Fireworks and Saverin’s Folly: Reflections on “The Land of Opportunity”
Lately, I’ve noticed various news reports about the number of Americans fleeing the country for more favorable tax havens such as Singapore, Norway, Australia, among others. One such report noted that the number of Americans renouncing their citizenship has more than doubled over the past year, from 3,805 in 2011 to about 8,000 in 2012.
The poster child for the ex-pat movement appears to be Eduardo Saverin, one of the co-founders of Facebook, who renounced his American citizenship in what many believed was a calculated move to escape the paws of the IRS and a sizeable tax bill. Naturally, Mr. Saverin was vilified. For his part, Mr. Saverin cited business reasons behind his decision and that his new home – Singapore – will allow him more freedom to make investments. Some believe that Mr. Saverin’s act was heroic in that the flight of capital from this country might serve as a wakeup call for our government to overhaul our tax codes as well as our business regulations.
Like most Americans, I’m not exactly a fan of the IRS, particularly when I see our government wasting money on perfectly ridiculous things (Solyndra, anybody?); however, I am proud to be an American and of what this country stands for. I think we all do well to remember the importance of Independence Day, even after it has passed this week.
Lest we forget: We celebrate July 4th as Independence Day because it was on that date in 1776, that members of the Second Continental Congress, meeting in Philadelphia, accepted the final draft of the Declaration of Independence.
As most school kids know, the Declaration of Independence itself has become one of the most admired and copied political documents of all time. Penned by Thomas Jefferson and revised by John Adams, Ben Franklin and Jefferson, the Declaration of Independence was a justification of the American Revolution, citing grievances against England’s King George III. It is also a landmark philosophical statement, inspired by the writings of philosophers John Locke and Jean Jacques Rousseau. It affirms that since all people are creatures of God, or nature, they have certain natural rights or liberties that cannot be violated. The Declaration and the American Revolution have since inspired freedom-seekers the around the world.
Following its adoption, the Declaration was read to the public in various American cities and was greeted with cheers and celebrations. In 1777, Philadelphians remembered July 4th and bells were rung, guns fired, candles lighted and firecrackers set off. In 1941, Congress declared July 4 a federal holiday.
In a letter to his wife, Abigail, John Adams, our second president, wrote: “I believe that it will be celebrated by succeeding generations as the great anniversary festival. It ought to be celebrated by pomp and parade, with shows, games, sports, guns, bells, bonfires, and illuminations from one end of this continent to the other…”
America has been called the “Land of Opportunity,” given the freedoms we enjoy to pursue life, liberty, happiness, and, of course, opportunity. Some pundits have questioned whether we remain the land of opportunity… You might want to ask that question of Mr. Saverin, who was born in Brazil and became a US citizen in 1992.

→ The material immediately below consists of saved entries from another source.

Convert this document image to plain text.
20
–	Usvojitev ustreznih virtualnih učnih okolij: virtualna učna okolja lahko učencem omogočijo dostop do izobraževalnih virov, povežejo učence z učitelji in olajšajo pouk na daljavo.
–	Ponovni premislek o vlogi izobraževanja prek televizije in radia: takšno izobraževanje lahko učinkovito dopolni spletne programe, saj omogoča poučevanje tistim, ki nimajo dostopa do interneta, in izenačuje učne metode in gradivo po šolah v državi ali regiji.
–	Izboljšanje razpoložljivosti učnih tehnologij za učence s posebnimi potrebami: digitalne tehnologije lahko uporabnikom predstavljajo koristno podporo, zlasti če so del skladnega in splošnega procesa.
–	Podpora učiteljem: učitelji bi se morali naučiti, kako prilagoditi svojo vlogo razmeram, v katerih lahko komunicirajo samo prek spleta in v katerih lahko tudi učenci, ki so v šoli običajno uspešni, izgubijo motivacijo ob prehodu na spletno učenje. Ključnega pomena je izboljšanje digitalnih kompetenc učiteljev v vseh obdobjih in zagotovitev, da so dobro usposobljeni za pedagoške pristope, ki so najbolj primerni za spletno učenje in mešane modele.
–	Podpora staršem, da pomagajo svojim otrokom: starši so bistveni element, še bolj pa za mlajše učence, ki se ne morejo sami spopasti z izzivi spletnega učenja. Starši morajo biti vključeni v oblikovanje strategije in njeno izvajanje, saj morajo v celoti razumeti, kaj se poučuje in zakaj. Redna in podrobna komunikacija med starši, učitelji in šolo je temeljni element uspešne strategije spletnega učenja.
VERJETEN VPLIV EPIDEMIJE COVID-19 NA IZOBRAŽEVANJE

With 4th of July celebrations behind us and the din of fireworks still ringing in our ears, I suggest we now spend a bit of time in quiet reflection about this truly great nation of ours and how we are lucky to be Americans. Sure, we have our problems and bicker amongst ourselves, but we are a resilient and generous people and I believe we will resolve our issues.
I hope you enjoyed your Independence Day. May you long enjoy the freedoms it honors.